Nurturing your newsletter

The growth of newsletter is fueled on the one side by optimizing conversion rate (making acquisition as smooth as possible) and decreasing churn rate (fatigue) of your subscribers.

The first is always a matter of heated debate — optimizing pop-up windows, adjusting the copy text and so on.

The latter is very difficult to do, and is very subjective. Users subscribe because they expect some value and the value decreases over time for them. People change their perception and forget about initial incentive.

Constant incentive to subscribe

There’s however one shortcut that can keep your newsletter self-sustaining: virality. Traditional newsletters are dramatically anti-viral, viralless and unviral.

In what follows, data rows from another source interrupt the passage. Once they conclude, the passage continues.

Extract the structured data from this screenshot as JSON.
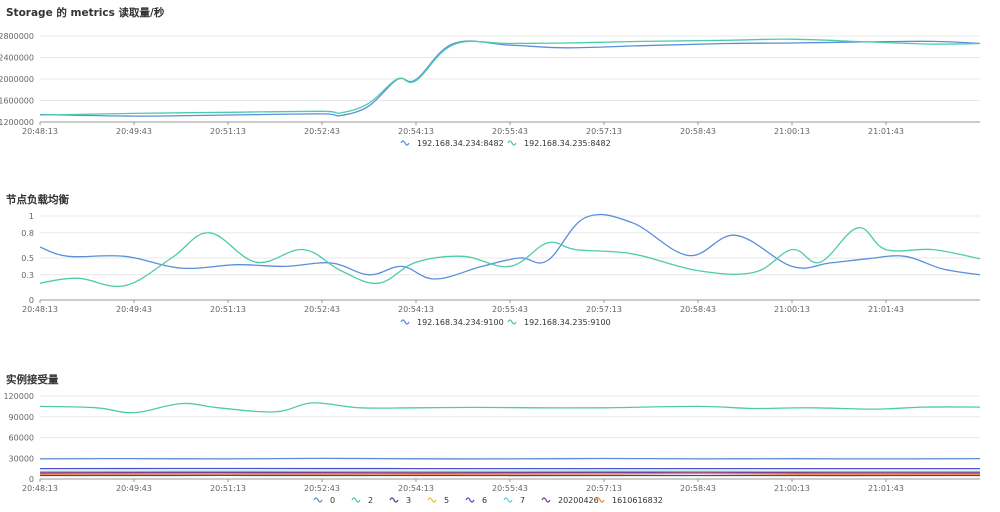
{
  "chart_data": [
    {
      "type": "line",
      "title": "Storage 的 metrics 读取量/秒",
      "xlabel": "",
      "ylabel": "",
      "categories": [
        "20:48:13",
        "20:49:43",
        "20:51:13",
        "20:52:43",
        "20:54:13",
        "20:55:43",
        "20:57:13",
        "20:58:43",
        "21:00:13",
        "21:01:43"
      ],
      "yticks": [
        "2800000",
        "2400000",
        "2000000",
        "1600000",
        "1200000"
      ],
      "ylim": [
        1200000,
        2800000
      ],
      "x_range": [
        0,
        10
      ],
      "grid": true,
      "legend_position": "bottom",
      "series": [
        {
          "name": "192.168.34.234:8482",
          "color": "#5b8fd9",
          "x": [
            0,
            1,
            2,
            3,
            3.2,
            3.5,
            3.8,
            4.0,
            4.4,
            5,
            5.6,
            6.4,
            7.3,
            8,
            8.8,
            9.5,
            10
          ],
          "values": [
            1340000,
            1310000,
            1330000,
            1350000,
            1320000,
            1500000,
            1990000,
            1990000,
            2660000,
            2630000,
            2580000,
            2620000,
            2660000,
            2670000,
            2690000,
            2700000,
            2660000
          ]
        },
        {
          "name": "192.168.34.235:8482",
          "color": "#4ecbac",
          "x": [
            0,
            1,
            2,
            3,
            3.2,
            3.5,
            3.8,
            4.0,
            4.4,
            5,
            5.6,
            6.4,
            7.3,
            8,
            8.8,
            9.5,
            10
          ],
          "values": [
            1330000,
            1360000,
            1380000,
            1400000,
            1370000,
            1550000,
            2000000,
            1970000,
            2640000,
            2660000,
            2670000,
            2700000,
            2720000,
            2740000,
            2690000,
            2650000,
            2660000
          ]
        }
      ]
    },
    {
      "type": "line",
      "title": "节点负载均衡",
      "xlabel": "",
      "ylabel": "",
      "categories": [
        "20:48:13",
        "20:49:43",
        "20:51:13",
        "20:52:43",
        "20:54:13",
        "20:55:43",
        "20:57:13",
        "20:58:43",
        "21:00:13",
        "21:01:43"
      ],
      "yticks": [
        "1",
        "0.8",
        "0.5",
        "0.3",
        "0"
      ],
      "ytick_values": [
        1,
        0.8,
        0.5,
        0.3,
        0
      ],
      "ylim": [
        0,
        1
      ],
      "x_range": [
        0,
        10
      ],
      "grid": true,
      "legend_position": "bottom",
      "series": [
        {
          "name": "192.168.34.234:9100",
          "color": "#5b8fd9",
          "x": [
            0,
            0.3,
            0.9,
            1.5,
            2.1,
            2.6,
            3.1,
            3.5,
            3.85,
            4.2,
            4.7,
            5.1,
            5.4,
            5.8,
            6.3,
            6.9,
            7.4,
            8,
            8.4,
            8.8,
            9.2,
            9.6,
            10
          ],
          "values": [
            0.63,
            0.52,
            0.52,
            0.38,
            0.42,
            0.4,
            0.44,
            0.3,
            0.4,
            0.25,
            0.4,
            0.5,
            0.47,
            0.98,
            0.92,
            0.53,
            0.77,
            0.4,
            0.44,
            0.49,
            0.52,
            0.37,
            0.3
          ]
        },
        {
          "name": "192.168.34.235:9100",
          "color": "#4ecbac",
          "x": [
            0,
            0.4,
            0.9,
            1.4,
            1.8,
            2.3,
            2.8,
            3.2,
            3.6,
            4.0,
            4.5,
            5.0,
            5.4,
            5.7,
            6.3,
            7.0,
            7.6,
            8,
            8.3,
            8.7,
            9.0,
            9.5,
            10
          ],
          "values": [
            0.2,
            0.26,
            0.17,
            0.5,
            0.8,
            0.45,
            0.6,
            0.35,
            0.2,
            0.45,
            0.52,
            0.4,
            0.68,
            0.6,
            0.55,
            0.35,
            0.33,
            0.6,
            0.45,
            0.86,
            0.6,
            0.6,
            0.49
          ]
        }
      ]
    },
    {
      "type": "line",
      "title": "实例接受量",
      "xlabel": "",
      "ylabel": "",
      "categories": [
        "20:48:13",
        "20:49:43",
        "20:51:13",
        "20:52:43",
        "20:54:13",
        "20:55:43",
        "20:57:13",
        "20:58:43",
        "21:00:13",
        "21:01:43"
      ],
      "yticks": [
        "120000",
        "90000",
        "60000",
        "30000",
        "0"
      ],
      "ytick_values": [
        120000,
        90000,
        60000,
        30000,
        0
      ],
      "ylim": [
        0,
        120000
      ],
      "x_range": [
        0,
        10
      ],
      "grid": true,
      "legend_position": "bottom",
      "series": [
        {
          "name": "0",
          "color": "#5b8fd9",
          "x": [
            0,
            1,
            2,
            3,
            4,
            5,
            6,
            7,
            8,
            9,
            10
          ],
          "values": [
            29000,
            29500,
            29000,
            29800,
            29200,
            29000,
            29600,
            29100,
            29400,
            29000,
            29500
          ]
        },
        {
          "name": "2",
          "color": "#4ecbac",
          "x": [
            0,
            0.6,
            1,
            1.5,
            1.9,
            2.5,
            2.9,
            3.4,
            4,
            4.6,
            5.3,
            6,
            7,
            7.6,
            8.2,
            8.9,
            9.4,
            10
          ],
          "values": [
            105000,
            103000,
            96000,
            109000,
            103000,
            97000,
            110000,
            103000,
            103000,
            103500,
            103000,
            103000,
            105000,
            102000,
            103000,
            101000,
            104000,
            104000
          ]
        },
        {
          "name": "3",
          "color": "#3e4a87",
          "x": [
            0,
            2,
            4,
            6,
            8,
            10
          ],
          "values": [
            5000,
            5200,
            5000,
            5100,
            5000,
            5000
          ]
        },
        {
          "name": "5",
          "color": "#f2be32",
          "x": [
            0,
            2,
            4,
            6,
            8,
            10
          ],
          "values": [
            8000,
            8500,
            8000,
            8200,
            8300,
            8000
          ]
        },
        {
          "name": "6",
          "color": "#5550c7",
          "x": [
            0,
            2,
            4,
            6,
            8,
            10
          ],
          "values": [
            15000,
            15200,
            15000,
            15100,
            15000,
            15000
          ]
        },
        {
          "name": "7",
          "color": "#5ad3e0",
          "x": [
            0,
            2,
            4,
            6,
            8,
            10
          ],
          "values": [
            11000,
            11200,
            11000,
            11300,
            11000,
            11000
          ]
        },
        {
          "name": "20200426",
          "color": "#7a3f9e",
          "x": [
            0,
            2,
            4,
            6,
            8,
            10
          ],
          "values": [
            9000,
            9400,
            9000,
            9600,
            9100,
            9000
          ]
        },
        {
          "name": "1610616832",
          "color": "#f58a36",
          "x": [
            0,
            2,
            4,
            6,
            7,
            8,
            10
          ],
          "values": [
            7000,
            7300,
            7000,
            7200,
            8200,
            7000,
            7000
          ]
        }
      ]
    }
  ]
}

It means that once send, it is very unlikely that e-mail will be forwarded or that push notification will be shared and your only channel is the pop-up on your website.

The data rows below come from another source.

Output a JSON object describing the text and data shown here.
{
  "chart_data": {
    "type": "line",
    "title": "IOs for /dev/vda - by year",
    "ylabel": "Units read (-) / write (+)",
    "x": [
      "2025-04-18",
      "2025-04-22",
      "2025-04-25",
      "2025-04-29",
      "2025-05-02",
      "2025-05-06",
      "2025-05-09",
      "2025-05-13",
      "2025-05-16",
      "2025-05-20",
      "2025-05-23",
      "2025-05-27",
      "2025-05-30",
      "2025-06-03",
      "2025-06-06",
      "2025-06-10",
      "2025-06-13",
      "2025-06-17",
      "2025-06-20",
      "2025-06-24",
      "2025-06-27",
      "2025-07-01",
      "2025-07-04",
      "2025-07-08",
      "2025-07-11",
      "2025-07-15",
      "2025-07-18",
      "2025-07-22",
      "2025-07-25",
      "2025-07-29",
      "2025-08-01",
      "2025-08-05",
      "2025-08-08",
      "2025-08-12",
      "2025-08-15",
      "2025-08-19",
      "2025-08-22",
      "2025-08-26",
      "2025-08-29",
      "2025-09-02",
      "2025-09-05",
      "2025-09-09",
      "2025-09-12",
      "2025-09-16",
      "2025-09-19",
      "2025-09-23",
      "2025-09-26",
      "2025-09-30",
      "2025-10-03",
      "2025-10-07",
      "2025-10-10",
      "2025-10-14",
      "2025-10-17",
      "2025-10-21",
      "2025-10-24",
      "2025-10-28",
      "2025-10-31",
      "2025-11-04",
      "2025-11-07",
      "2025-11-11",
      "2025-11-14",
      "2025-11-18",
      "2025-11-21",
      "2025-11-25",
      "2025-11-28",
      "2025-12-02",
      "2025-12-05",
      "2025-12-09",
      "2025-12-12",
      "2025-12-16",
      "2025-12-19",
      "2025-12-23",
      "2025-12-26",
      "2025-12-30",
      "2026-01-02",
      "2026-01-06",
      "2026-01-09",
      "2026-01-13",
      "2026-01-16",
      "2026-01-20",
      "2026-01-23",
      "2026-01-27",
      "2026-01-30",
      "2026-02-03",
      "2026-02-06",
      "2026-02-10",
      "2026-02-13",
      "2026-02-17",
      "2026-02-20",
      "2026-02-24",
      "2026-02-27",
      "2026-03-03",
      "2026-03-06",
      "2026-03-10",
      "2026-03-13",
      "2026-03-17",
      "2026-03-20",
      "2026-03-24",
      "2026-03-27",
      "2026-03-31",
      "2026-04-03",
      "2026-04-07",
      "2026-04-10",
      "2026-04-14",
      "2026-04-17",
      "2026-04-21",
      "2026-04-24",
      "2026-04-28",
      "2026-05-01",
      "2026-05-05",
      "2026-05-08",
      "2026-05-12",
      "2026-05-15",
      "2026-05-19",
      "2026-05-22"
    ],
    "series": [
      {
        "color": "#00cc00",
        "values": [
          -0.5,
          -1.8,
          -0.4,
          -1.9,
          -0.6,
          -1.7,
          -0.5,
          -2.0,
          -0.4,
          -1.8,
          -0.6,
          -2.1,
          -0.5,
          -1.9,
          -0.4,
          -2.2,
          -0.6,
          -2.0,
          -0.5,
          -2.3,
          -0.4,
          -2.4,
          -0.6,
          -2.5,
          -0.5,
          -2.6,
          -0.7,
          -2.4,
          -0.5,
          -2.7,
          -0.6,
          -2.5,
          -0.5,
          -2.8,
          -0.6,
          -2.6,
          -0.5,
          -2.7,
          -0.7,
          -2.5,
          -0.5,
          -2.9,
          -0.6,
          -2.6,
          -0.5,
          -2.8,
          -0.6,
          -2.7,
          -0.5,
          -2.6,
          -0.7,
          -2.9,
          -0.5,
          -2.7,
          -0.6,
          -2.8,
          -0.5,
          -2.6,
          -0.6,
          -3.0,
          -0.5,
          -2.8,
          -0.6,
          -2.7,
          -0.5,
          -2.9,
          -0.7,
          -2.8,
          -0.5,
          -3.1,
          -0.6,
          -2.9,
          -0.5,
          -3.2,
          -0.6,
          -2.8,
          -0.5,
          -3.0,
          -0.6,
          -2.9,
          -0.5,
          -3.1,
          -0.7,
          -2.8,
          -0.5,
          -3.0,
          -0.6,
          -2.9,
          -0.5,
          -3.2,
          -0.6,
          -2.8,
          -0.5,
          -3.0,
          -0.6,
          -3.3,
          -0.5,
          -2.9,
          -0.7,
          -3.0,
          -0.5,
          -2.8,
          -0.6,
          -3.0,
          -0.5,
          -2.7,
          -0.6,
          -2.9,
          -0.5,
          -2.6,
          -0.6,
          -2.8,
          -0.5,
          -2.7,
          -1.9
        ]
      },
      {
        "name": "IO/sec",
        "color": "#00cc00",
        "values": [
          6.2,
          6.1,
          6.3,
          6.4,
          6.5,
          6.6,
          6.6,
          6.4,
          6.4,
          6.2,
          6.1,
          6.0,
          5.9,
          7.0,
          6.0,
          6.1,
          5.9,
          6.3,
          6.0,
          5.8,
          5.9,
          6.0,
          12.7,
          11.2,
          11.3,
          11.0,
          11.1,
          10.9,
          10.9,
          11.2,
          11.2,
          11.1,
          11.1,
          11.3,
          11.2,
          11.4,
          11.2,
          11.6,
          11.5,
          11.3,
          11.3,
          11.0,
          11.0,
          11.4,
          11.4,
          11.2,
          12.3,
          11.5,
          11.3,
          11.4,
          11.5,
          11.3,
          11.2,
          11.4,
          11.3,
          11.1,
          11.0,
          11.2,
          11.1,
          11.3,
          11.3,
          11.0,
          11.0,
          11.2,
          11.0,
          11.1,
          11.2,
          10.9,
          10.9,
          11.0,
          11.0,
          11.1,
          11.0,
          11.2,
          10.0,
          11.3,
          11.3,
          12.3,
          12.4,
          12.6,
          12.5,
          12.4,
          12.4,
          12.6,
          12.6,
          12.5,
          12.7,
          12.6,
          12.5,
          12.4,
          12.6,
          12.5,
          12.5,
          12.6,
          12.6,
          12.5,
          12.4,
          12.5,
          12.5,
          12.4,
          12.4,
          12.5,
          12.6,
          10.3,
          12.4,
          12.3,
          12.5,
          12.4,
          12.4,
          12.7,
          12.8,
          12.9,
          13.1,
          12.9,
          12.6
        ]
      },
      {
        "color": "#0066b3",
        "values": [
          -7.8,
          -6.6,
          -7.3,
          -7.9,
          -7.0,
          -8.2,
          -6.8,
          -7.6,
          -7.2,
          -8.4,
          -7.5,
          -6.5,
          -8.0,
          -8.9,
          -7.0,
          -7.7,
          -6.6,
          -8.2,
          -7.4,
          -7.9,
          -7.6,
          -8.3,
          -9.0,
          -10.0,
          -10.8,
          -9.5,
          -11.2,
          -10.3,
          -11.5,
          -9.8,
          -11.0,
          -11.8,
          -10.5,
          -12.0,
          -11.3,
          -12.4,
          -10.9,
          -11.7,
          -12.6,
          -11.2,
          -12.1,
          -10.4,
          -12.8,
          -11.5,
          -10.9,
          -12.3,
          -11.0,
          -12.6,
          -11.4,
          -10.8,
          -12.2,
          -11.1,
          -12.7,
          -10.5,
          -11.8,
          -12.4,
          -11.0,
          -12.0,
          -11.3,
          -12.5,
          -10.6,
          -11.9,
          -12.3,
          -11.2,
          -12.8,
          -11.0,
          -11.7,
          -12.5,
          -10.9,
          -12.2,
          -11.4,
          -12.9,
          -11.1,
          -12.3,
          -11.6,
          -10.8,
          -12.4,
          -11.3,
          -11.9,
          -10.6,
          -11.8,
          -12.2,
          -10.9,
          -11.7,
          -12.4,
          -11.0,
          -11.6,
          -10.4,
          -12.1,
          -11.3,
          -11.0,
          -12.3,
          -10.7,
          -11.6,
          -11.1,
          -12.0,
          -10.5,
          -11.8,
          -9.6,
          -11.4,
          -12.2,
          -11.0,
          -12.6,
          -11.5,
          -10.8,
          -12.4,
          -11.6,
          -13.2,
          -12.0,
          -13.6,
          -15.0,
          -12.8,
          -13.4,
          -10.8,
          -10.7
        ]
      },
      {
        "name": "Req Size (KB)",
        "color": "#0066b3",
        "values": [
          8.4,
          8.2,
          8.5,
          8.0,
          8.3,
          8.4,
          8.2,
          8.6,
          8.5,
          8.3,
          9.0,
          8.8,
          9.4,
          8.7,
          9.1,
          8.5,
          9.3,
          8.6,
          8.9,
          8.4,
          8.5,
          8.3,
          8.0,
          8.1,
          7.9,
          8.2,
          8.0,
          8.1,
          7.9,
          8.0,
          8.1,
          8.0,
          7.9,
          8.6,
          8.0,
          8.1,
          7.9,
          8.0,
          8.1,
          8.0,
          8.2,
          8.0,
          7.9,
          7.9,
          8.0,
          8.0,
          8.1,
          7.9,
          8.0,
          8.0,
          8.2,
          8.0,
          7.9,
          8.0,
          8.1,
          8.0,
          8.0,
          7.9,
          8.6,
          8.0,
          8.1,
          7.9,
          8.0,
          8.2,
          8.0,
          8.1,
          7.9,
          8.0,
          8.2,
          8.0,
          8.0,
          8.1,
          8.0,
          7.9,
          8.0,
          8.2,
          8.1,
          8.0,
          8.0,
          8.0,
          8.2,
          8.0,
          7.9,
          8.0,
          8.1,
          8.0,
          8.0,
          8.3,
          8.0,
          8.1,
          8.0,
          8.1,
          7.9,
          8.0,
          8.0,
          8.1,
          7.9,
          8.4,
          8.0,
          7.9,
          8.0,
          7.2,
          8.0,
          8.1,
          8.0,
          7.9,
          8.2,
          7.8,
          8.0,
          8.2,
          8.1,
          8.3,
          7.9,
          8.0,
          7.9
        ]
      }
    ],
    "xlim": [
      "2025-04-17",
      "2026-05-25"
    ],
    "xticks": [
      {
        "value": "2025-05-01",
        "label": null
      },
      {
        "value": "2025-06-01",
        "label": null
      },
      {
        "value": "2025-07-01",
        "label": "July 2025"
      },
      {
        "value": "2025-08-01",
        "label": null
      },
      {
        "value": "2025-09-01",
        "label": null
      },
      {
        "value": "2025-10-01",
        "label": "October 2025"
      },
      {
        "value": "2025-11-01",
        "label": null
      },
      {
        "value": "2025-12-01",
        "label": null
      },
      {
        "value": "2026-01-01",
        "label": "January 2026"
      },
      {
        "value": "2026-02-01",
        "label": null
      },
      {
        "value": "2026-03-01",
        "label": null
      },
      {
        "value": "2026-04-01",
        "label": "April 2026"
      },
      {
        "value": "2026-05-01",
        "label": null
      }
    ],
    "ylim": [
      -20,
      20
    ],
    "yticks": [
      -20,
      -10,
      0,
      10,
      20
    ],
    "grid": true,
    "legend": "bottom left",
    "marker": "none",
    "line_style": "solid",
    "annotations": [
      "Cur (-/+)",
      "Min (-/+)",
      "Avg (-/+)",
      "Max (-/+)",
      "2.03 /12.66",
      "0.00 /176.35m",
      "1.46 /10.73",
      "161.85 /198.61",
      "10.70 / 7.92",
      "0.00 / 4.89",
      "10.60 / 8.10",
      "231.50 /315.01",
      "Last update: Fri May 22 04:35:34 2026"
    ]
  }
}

There are reasons for that:

  • Sending things that do not matter. Newsletters are usually too calm, too boring to be shared with friends. Virality = dopamine shot.
    Another thing is, the newsletters sometimes become too personalized.
  • No incentives to share. Newsletters do not usually contain “share button”. There’s no simple CTA to click and no reason to do that.

These are the issues I noticed with traditional e-mails or push notifications. They can be addressed in two ways:

  • improving existing channels of acquisition and delivery: adding referral program (rewards after sharing with friends) or CTA buttons (links) to share and so on.
  • introducing new channel, which is my solution for unread newsletters: Pushletter.

Solution

Messenger is about sharing and newsletters sent with Messenger can be instantly shared.

For example, if you send a gallery via Pushletter, each element of the gallery can be shared separately. It is huge change compared to e-mail newsletters.

Another advantage is the availability of users. Messenger UX provides better sharing experience than forwarding e-mails. You don’t have to think what’s Andrew’s email. Just click his face and press share!